The Skeleton Dance

The Skeleton Dance

The story of the Disney animated short that terrified audiences 50 years ago

When Walt Disney introduced the world to the first animated cartoon with synchronized sound, Steamboat Willie (1928), he knew it was just the beginning of a series of innovative cartoons he could produce. The success of Mickey Mouse brought more ideas to the studio to stay relevant, and one of those ideas was the Silly Symphonies cartoons. It all started as an idea for a short film: a test to see how it would fare in theaters. The very first Silly Symphony was The Skeleton Dance in August 1929.


Synchronized sound became an important part of storytelling after Mickey Mouse introduced it. Composer Carl Stalling started working with Disney as one of his first jobs after Walt saw him conducting an orchestra. He is credited with writing scores for Mickey Mouse cartoons. He is the genius behind the soundtrack of Plane Crazy, The Gallopin’ Gaucho, and the song “Minnie’s Yoo-Hoo”. In 1929, Stalling met animator Ub Iwerks, the visionary behind the design and execution of Mickey Mouse. He pitched the idea of The Skeleton Dance, using music to tell the story of these skeletons coming to life.

It was Stalling who also proposed the idea for the 1929 classic The Skeleton Dance and launched the Silly Symphonies series for Disney.


The cartoon begins with a frightened owl on a tree, a dog howling at the wind, and two cats fighting over gravestones. A menacing skeleton rises from the gravestone between them and scares them. The skeleton leaps through the graveyard, removing its head and hitting the owl with it when it hears it screeching.

Other skeletons appear from behind the gravestones, dancing together, holding hands, and swinging around, enjoying the night. At one point, a skeleton falls apart to transform into a xylophone for another to play. Towards the end of the five-and-a-half-minute cartoon, a rooster crows to signal the morning, and all the skeletons rush back into a tomb.


Initially, many distributors were reluctant to show this new eerie film: it wasn’t something that had been done before, so the audience’s reception was a gamble. Walt operated by taking risks and hoping it would work. Eventually, Columbia Pictures distributed the film, and the Carthay Circle Theatre in Los Angeles agreed to screen his new film. It was the first cartoon the Carthay Circle had ever shown. It was released on August 22, 1929.

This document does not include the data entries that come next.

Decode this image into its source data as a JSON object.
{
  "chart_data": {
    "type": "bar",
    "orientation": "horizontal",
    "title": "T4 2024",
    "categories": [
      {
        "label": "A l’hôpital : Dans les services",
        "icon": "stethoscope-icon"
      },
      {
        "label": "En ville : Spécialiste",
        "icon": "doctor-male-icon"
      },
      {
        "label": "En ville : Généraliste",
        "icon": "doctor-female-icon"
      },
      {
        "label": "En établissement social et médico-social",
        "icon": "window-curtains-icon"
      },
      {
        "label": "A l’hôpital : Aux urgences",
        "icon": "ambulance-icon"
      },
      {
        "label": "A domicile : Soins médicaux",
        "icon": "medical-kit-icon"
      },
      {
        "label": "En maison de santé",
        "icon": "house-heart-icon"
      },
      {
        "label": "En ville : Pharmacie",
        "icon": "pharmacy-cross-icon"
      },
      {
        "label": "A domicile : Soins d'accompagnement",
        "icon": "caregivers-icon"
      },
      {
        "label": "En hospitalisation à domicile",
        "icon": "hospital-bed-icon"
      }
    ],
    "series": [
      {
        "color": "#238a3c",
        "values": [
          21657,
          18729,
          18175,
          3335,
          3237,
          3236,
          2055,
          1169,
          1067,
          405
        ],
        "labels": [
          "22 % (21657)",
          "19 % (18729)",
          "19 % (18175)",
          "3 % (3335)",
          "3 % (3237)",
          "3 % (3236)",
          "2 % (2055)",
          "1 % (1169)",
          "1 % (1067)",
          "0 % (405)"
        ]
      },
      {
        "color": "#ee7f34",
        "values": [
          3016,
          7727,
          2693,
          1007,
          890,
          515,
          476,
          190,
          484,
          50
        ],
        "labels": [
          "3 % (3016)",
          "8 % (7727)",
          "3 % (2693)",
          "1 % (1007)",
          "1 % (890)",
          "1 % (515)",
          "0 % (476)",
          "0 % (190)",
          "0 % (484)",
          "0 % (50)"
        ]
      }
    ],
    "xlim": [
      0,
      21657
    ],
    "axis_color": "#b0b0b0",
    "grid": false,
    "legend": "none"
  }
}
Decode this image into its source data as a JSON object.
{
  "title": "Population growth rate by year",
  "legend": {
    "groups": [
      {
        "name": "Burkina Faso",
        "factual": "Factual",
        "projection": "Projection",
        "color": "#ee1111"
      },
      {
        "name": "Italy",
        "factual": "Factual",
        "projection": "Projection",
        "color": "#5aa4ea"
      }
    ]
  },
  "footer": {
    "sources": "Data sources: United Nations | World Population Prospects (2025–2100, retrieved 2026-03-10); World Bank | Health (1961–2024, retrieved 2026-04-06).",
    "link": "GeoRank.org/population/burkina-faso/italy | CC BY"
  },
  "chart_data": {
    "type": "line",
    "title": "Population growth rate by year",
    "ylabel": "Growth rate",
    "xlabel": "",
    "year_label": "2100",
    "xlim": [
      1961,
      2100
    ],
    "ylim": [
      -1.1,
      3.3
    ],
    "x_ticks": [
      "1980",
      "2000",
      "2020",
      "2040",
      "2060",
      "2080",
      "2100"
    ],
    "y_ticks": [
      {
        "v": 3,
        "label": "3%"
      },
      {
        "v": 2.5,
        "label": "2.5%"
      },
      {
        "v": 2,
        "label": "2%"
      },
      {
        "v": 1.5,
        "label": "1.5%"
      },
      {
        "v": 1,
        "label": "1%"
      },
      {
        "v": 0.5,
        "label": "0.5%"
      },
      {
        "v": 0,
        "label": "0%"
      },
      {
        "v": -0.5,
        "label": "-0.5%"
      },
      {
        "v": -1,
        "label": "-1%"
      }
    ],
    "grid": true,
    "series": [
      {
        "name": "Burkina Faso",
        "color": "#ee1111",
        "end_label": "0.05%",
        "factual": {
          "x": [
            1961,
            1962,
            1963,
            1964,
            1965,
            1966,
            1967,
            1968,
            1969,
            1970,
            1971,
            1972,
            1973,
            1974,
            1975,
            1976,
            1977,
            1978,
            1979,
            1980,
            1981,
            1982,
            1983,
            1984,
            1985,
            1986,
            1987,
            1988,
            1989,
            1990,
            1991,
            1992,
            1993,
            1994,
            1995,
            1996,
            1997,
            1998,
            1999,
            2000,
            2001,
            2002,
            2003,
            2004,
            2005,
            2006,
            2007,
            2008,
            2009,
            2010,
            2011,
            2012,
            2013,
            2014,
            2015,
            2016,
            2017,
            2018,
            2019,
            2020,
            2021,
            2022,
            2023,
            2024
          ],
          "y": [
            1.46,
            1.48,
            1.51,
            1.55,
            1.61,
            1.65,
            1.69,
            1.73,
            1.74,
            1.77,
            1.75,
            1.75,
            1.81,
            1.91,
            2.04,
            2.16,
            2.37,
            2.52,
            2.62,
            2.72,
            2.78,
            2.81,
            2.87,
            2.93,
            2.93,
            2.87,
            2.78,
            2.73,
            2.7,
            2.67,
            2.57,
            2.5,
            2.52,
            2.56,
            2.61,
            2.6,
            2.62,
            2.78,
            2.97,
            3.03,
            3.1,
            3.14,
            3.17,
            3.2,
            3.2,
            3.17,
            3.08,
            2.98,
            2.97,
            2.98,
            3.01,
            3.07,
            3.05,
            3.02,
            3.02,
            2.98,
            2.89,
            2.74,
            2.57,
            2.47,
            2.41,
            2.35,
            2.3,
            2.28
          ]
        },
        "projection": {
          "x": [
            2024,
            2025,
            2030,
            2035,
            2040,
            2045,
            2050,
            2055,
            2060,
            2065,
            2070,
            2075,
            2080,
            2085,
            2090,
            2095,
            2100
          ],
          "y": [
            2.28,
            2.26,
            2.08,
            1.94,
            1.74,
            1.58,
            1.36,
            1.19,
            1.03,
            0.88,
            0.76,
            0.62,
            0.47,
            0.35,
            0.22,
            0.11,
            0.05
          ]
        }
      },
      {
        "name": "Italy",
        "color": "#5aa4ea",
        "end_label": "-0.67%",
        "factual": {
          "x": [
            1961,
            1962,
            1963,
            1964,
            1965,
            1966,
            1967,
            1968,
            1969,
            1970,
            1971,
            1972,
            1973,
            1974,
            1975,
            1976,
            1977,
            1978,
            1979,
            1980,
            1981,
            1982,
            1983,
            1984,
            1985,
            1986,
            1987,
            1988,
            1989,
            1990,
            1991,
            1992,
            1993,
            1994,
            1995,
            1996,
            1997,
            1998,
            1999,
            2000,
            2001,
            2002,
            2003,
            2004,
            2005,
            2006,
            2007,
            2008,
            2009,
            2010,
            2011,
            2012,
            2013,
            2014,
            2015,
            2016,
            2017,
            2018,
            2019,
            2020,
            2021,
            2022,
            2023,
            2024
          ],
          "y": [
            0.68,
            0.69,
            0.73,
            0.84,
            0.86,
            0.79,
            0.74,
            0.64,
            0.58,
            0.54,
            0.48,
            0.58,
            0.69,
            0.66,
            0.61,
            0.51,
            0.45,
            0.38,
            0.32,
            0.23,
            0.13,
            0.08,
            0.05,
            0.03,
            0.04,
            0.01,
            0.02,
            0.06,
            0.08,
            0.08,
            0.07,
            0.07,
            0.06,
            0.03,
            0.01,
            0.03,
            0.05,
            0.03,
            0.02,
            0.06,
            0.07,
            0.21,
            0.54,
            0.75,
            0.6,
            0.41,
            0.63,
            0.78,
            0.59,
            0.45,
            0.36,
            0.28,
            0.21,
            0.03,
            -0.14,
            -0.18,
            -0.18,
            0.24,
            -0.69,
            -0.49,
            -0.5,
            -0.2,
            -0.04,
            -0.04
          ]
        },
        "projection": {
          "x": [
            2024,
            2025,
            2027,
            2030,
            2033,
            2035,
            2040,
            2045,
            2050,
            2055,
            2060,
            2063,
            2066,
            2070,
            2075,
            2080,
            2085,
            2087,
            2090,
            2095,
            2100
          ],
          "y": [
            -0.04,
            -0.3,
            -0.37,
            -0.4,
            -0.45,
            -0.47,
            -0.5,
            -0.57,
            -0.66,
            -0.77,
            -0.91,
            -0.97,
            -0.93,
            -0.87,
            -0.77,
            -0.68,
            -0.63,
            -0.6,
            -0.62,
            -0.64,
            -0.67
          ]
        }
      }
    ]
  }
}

The Skeleton Dance was a huge audience hit despite the strange reactions to the idea at first. It ultimately became a Halloween success, especially with big names like Variety and The Film Daily. In a Variety article from July 17, 1929 (exactly 26 years before Disneyland’s opening, by the way), they write:

“The title tells the story, but not the number of laughs included in this short that looks like a cartoon. The number is high. The peak is reached when one skeleton plays another’s spine like a xylophone, using a pair of femurs as mallets… Everything takes place in a cemetery. Don’t bring your kids.”


In 1994, Jerry Beck, an animation historian, wrote a book titled “The 50 Greatest Cartoons: As Selected by 1,000 Animation Professionals.” The Skeleton Dance ranked number 18, right after Popeye the Sailor Meets Sindbad the Sailor (1936) and just before Snow-White (1933) by Dave Fleischer.

The Skeleton Dance remains an important part of animation and cinema history. Not only was it the first Silly Symphony cartoon, but it also has a universal and timeless theme that can be presented every year.

As discussed by Anya Stanley on the Shudder blog in 2019, the cartoon mimics that theme, with the four skeletons dancing together, regardless of who they were in their previous lives. Anya says:

“Rather than presenting a dialogue between Death itself and its victims, the dance simply says that we are all connected in death: prince and pauper, liberal and conservative, man, woman, and child.”


The Skeleton Dance is also considered the first cartoon with non-post-synchronized sound ever. This means that instead of creating the cartoon and then adding sound to it later, both the sound and the cartoon were made to be synonymous with each other. The music was created simultaneously with the animation.


Since the short film was such a success, it made sense to turn it into a full-fledged musical series. The Silly Symphonies continued for another 10 years, promptly ending in 1939 when Disney began its foray into feature-length films. The Disney studio created 75 unique cartoons that introduced many important characters into their tradition. These shorts carry the legacy of important musical performances in storytelling.

“The Silly Symphonies started as an experiment. We used them to test and refine color and animation techniques later employed in feature films like Cinderella, Snow White, and Fantasia.”